WOP-LAC, the regional WOP platform for Latin America, facilitated an online workshop between mentor and mentee in October 2020 as a two-day follow-up collaboration built off of their initial partnership that took place in 2018. The workshop resulted in tremendous help for the mentee who had decided to focus on one specific area that was not addressed in depth during the 2018 encounter.

“It is clear to me that there is a problem in the management of water sources in Siguatepeque (…) but I am also convinced that the figure of a trust fund for the protection of water is the way to face this problem” Fernando Villalvir, Manager, Aguas de Siguatepeque.

The discussion revolved around the elaboration of a guide for the implementation of a trust fund dedicated to water conservancy in Siguatepeque. The first part of the workshop was focused on the experiences of the mentor EPMAPS in implementing this fund model, key indicators used to ensure success, and the sustainability and effectiveness of these practices and ongoing fund operations.

The mentor explained the fund’s effectiveness in helping to secure the provision of sufficient, good quality water over the short and long run, and the cost-efficiency of watersheds conservation in relation to investment in new infrastructure.

This experience has inspired the establishment of several similar funds in the region, following the model in Quito. The fund is constituted by stakeholders of the public, private and non-governmental sectors. The main capital contributor is EPMAPS through a tariff charged to water users; the capital raised by the fund is in turn invested in the private sector, and all revenues are re-invested in water conservancy actions.

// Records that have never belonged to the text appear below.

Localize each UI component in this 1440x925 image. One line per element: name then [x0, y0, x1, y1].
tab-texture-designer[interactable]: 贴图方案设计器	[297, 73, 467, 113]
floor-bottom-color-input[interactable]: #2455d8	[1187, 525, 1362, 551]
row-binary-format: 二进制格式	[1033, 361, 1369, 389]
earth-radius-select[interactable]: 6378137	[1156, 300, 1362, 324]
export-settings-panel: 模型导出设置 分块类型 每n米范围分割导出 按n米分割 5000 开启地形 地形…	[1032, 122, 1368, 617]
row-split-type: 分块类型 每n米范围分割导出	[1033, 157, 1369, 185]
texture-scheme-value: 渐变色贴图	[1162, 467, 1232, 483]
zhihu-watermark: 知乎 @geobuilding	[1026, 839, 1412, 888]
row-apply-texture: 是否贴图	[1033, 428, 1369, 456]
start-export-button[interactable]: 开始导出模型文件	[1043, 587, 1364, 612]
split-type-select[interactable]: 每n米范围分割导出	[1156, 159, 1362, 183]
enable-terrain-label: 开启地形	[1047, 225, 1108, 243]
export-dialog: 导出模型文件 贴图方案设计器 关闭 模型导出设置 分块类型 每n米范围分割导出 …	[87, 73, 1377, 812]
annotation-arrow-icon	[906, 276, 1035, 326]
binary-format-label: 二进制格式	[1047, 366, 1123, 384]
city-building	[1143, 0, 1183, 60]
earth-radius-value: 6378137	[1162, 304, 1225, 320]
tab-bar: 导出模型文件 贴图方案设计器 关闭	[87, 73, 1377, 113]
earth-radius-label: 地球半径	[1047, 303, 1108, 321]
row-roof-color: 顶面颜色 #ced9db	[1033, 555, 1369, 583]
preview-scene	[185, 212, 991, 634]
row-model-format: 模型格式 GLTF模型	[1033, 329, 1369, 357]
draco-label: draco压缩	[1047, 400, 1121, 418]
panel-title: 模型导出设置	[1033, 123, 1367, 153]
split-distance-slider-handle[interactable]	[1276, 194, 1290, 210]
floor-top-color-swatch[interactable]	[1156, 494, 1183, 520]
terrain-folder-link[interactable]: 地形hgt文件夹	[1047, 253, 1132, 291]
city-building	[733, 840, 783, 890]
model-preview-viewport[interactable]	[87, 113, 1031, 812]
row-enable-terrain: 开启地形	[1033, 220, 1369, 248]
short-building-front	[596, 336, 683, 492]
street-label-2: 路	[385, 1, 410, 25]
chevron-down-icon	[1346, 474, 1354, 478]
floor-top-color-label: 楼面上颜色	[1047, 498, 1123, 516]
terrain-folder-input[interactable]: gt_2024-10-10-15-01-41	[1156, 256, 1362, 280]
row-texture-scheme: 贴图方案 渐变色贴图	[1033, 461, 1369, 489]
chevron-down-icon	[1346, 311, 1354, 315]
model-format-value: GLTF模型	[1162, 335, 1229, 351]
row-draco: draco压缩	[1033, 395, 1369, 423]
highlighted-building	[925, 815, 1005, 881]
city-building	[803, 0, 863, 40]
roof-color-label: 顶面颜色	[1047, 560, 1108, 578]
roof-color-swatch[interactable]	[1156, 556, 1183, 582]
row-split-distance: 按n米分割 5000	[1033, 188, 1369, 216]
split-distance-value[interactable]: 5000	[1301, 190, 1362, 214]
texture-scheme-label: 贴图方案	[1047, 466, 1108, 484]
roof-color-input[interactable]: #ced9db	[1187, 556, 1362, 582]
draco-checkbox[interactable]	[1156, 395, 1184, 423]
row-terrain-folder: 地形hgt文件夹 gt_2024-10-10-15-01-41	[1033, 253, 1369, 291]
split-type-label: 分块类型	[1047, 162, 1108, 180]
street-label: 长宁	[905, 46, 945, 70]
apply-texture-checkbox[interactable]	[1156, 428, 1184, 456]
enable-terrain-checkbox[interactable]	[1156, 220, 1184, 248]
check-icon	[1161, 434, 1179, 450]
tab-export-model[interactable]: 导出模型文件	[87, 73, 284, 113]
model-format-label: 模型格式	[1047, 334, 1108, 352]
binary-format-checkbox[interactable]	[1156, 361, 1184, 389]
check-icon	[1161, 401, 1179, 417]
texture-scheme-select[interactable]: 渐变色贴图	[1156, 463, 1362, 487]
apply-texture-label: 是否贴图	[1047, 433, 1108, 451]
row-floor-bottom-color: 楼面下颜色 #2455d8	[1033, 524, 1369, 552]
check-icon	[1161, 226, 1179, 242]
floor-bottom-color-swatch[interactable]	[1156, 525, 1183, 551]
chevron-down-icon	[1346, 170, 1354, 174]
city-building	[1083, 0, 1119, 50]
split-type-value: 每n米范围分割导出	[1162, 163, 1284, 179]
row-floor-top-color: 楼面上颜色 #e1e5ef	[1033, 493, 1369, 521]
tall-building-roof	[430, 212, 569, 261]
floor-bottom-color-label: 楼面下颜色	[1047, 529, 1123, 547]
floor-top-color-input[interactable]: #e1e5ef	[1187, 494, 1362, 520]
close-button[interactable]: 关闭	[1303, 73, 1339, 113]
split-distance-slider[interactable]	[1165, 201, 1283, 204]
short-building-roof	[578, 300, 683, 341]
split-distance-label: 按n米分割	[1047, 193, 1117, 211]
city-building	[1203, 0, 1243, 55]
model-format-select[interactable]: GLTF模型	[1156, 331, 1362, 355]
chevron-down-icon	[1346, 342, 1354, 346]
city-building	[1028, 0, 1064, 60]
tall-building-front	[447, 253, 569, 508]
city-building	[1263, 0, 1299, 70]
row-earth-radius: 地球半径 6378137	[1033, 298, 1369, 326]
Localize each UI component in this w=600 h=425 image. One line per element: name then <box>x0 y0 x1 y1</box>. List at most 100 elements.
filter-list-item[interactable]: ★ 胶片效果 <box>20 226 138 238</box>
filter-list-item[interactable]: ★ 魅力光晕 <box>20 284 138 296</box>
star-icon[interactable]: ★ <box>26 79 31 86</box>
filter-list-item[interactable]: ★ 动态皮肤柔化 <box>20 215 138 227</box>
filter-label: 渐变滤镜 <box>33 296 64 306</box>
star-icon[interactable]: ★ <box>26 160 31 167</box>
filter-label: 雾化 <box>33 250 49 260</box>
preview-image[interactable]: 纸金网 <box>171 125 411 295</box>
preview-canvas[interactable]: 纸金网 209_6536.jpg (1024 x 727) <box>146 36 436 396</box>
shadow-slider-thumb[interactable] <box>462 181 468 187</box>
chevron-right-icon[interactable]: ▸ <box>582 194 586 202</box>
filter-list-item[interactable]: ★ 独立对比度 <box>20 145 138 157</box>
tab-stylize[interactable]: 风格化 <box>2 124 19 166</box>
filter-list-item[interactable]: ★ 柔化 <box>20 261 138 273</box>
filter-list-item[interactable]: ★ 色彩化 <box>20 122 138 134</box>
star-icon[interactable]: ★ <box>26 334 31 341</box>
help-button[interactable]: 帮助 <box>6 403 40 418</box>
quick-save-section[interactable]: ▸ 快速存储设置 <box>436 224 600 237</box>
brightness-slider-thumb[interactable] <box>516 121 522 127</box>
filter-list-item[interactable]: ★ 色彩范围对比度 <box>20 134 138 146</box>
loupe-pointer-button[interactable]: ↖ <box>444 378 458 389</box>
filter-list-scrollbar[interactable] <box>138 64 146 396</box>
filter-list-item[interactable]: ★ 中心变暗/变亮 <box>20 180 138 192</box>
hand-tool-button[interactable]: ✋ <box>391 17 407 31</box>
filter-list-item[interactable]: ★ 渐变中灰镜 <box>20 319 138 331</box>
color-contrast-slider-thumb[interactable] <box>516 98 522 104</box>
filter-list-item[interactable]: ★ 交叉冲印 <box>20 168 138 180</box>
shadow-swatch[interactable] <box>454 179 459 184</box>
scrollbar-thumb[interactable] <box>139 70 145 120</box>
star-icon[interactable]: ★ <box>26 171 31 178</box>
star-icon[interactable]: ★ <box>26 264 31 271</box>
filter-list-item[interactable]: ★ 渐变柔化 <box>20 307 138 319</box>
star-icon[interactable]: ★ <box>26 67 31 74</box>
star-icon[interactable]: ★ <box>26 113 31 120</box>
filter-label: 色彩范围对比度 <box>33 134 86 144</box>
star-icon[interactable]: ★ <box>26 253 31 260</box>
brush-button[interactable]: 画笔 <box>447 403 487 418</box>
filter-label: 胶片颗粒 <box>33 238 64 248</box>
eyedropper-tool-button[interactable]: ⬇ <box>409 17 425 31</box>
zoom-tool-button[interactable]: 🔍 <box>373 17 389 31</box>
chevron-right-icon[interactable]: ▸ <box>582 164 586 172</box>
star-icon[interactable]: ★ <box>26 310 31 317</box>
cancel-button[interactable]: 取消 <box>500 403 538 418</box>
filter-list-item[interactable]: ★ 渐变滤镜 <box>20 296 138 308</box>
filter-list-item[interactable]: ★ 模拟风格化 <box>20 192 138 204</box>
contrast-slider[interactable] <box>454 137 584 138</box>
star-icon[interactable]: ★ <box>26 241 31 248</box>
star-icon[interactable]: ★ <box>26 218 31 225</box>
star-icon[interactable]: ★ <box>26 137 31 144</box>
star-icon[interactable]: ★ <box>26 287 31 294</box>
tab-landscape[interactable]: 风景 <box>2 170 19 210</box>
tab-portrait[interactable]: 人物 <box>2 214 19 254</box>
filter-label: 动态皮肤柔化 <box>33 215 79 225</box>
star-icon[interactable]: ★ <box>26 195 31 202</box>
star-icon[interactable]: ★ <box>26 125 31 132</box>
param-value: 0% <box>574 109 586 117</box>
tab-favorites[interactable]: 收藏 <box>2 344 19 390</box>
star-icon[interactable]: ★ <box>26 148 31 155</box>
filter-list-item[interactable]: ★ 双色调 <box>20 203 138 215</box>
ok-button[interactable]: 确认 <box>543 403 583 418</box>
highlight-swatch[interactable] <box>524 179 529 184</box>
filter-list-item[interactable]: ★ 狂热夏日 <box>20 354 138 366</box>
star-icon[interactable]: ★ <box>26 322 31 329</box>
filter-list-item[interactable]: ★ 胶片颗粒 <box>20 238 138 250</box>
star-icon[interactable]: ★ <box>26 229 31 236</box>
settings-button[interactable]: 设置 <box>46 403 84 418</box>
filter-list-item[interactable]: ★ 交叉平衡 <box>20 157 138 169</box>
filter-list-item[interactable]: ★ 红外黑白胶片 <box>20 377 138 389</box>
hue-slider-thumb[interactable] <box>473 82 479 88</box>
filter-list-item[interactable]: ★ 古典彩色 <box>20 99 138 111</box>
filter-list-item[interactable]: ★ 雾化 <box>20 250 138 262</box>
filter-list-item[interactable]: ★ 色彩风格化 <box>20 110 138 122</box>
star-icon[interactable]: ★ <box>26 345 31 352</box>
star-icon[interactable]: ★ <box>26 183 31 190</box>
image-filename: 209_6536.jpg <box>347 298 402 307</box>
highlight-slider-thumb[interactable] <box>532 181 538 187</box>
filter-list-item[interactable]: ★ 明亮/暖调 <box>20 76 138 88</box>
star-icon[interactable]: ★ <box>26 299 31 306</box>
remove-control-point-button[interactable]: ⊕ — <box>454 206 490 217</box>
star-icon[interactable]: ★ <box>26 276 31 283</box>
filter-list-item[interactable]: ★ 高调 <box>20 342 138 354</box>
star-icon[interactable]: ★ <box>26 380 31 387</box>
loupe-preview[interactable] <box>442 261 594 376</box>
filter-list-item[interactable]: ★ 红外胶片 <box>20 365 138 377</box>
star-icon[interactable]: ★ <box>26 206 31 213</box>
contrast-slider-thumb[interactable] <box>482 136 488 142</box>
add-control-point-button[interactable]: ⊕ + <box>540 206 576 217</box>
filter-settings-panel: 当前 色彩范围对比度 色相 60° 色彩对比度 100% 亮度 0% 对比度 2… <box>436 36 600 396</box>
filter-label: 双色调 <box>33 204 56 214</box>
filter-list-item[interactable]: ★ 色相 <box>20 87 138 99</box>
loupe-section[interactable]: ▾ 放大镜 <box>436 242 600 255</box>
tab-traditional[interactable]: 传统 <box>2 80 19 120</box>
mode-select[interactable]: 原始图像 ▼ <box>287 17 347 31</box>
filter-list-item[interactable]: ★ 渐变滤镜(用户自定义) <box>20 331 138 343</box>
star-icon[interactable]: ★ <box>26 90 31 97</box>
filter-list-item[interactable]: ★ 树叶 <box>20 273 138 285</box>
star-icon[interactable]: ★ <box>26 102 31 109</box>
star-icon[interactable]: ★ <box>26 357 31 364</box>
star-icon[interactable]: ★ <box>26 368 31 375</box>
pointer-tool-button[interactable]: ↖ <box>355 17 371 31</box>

As a result of the first partnership in 2018, several new measures were implemented by the operator in Siguatepeque to prevent the degradation of water sources and to protect watersheds. Among the most important were: the creation of an inter-institutional dialogue space called Environmental Management Round Table; the implementation of a new environmental protection tariff of 4% on water consumption; the launch of the Department of Water Sources as part of the water operator; and the assignment of financial resources for environmental protection (reforestation, environmental monitoring, among others).

The second part of the workshop was dedicated to technical factors for the implementation of a hydrometeorological network, as well as to key conservation strategies that can be implemented using the trust fund mechanism.

“I think that the problems of water for human consumption from countries and cities of Latin America are very similar; knowledge exchange between peers will always be very fruitful.” Rafael Osorio, 2020.

As a result of this workshop, the mentee Aguas the Siguatepeque will develop an action plan for the creation of a trust fund for water conservancy. This task involves the conciliation and agreement between different institutions and communities. It also involves a synergy between national and local policies to set solid ground rules for the implementation of this strategy, which is expected to result in improvements of performance indicators related to continuity of operations and water quality in a short and long term.